Council adopts climate package for 2020

United Kingdom

Following several rounds of negotiations under the French presidency, the European Council reached an agreement on 12 December 2008 on a revised version of the EU Commission’s “20-20-20” climate change package.

The deal, which sets emission reduction, renewable energy and energy efficiency targets will impact companies that will be subject to the EU Emission Trading Scheme (EU ETS) from 2013 onwards as well as to stakeholders involved in the renewable energy sector or likely to be affected by the proposed energy efficiency measures.

Overview

The deal reached by the EU Council sets the following 3 targets for the EU:

  • a 20% reduction in the EU’s greenhouse gases (GHGs) emissions by 2020 compared to 1990 levels;
  • 20% of the EU’s energy consumption to come from renewables by 2020 (as we recently reported);
  • a 20% increase in energy efficiency within the EU by 2020.

Full auctioning for power sector - derogations

Last minute changes were made to the proposed reform of the EU ETS for Phase 3 (2013 onwards). The Commission’s original proposal was for the power sector to acquire 100% of its required emission allowances (“EUAs”) through auctioning. However, under the latest deal, power plants in EU states heavily reliant on fossil fuels, such as Poland, will be required to purchase only 30% of their required allowances through auctioning in 2013 and will only be required to purchase 100% of their required allowances from 2020.

Carbon leakage

The deal also envisages that derogations from the EU ETS will be granted to industrial sectors, where there is a risk that EU ETS compliance costs may result in plants and jobs being relocated outside the EU in countries which do not have similar emission reduction targets (the so-called risk of “carbon leakage”). The Commission will now have to carry out an analysis to determine which sectors may be at risk from carbon leakage and should be granted derogations.

Other decisions

Other decisions regarding the EU ETS include:

  • 12% of the EU ETS revenues in Phase 3 will go into a so-called “solidarity fund”, to assist the EU’s poorer Member States to modernise their heavy industry;
  • a certain amount of free emission allowances will be granted to 12 demonstration carbon capture and storage (CCS) projects (details on the exact figures should shortly be released);and
  • a certain proportion of the proposed emission reduction targets will be realisable by purchasing emission reduction credits from clean energy projects in third countries, such as the Clean Development Mechanism projects that have been set up in recent years under the Kyoto Protocol.

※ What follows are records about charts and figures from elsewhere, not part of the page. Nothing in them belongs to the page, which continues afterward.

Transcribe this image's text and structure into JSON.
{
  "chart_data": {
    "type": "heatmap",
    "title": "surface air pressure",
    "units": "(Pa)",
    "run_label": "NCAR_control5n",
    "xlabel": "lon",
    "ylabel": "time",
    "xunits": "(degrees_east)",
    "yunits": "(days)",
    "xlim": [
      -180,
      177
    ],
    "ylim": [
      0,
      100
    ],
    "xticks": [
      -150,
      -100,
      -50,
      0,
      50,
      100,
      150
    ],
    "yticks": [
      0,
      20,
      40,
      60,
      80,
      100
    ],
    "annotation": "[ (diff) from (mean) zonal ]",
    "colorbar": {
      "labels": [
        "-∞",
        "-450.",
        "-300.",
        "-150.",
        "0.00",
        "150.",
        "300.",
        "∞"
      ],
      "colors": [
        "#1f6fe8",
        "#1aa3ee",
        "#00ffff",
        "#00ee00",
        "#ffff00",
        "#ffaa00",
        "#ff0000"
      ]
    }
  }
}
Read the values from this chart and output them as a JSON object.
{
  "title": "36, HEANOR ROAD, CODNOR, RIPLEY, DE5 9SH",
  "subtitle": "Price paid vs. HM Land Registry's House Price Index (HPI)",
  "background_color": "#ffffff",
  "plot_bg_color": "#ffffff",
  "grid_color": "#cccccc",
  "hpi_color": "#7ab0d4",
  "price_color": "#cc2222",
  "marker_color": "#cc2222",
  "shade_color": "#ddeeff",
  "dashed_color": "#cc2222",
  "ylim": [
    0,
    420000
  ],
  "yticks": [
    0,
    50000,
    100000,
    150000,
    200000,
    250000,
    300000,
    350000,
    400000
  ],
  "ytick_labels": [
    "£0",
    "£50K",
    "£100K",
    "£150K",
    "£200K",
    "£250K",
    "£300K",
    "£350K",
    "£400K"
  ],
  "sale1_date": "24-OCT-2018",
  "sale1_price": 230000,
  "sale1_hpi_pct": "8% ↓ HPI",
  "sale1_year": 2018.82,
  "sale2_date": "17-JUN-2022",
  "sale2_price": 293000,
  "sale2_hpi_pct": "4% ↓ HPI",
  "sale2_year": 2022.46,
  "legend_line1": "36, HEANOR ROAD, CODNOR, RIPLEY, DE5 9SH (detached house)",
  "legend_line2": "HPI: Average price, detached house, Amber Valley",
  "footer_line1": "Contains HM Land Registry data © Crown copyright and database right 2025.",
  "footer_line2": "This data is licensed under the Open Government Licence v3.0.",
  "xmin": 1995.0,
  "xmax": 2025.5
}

Link with United Nations climate talks

The EU Council reached its climate change deal on the final day of the United Nations Framework Convention on Climate Change (UNFCCC) talks in Poznan, where talks were being held to pave the way for a successor treaty to the Kyoto Protocol to be agreed in Copenhagen in December 2009.

The Council made clear that the progress of UNFCCC negotiations would have an impact on the EU’s climate change package by keeping the Commission’s original proposal to increase the EU’s GHG emission reduction objectives from 20 to 30%, should an ambitious global climate change deal be signed in Copenhagen and as long as other developed economies take on similar emission reduction targets. To this end, the Council has required the Commission to prepare a report for March 2010 analysing the results of the Copenhagen agreement and setting out whether or not the EU’s emission reduction objectives should be increased.

Next steps

Prior to becoming law, the Council’s climate change deal (which includes several draft directives) has to be reviewed this week by the European Parliament as part of the co-decision procedure, which may still propose some amendments to the deal.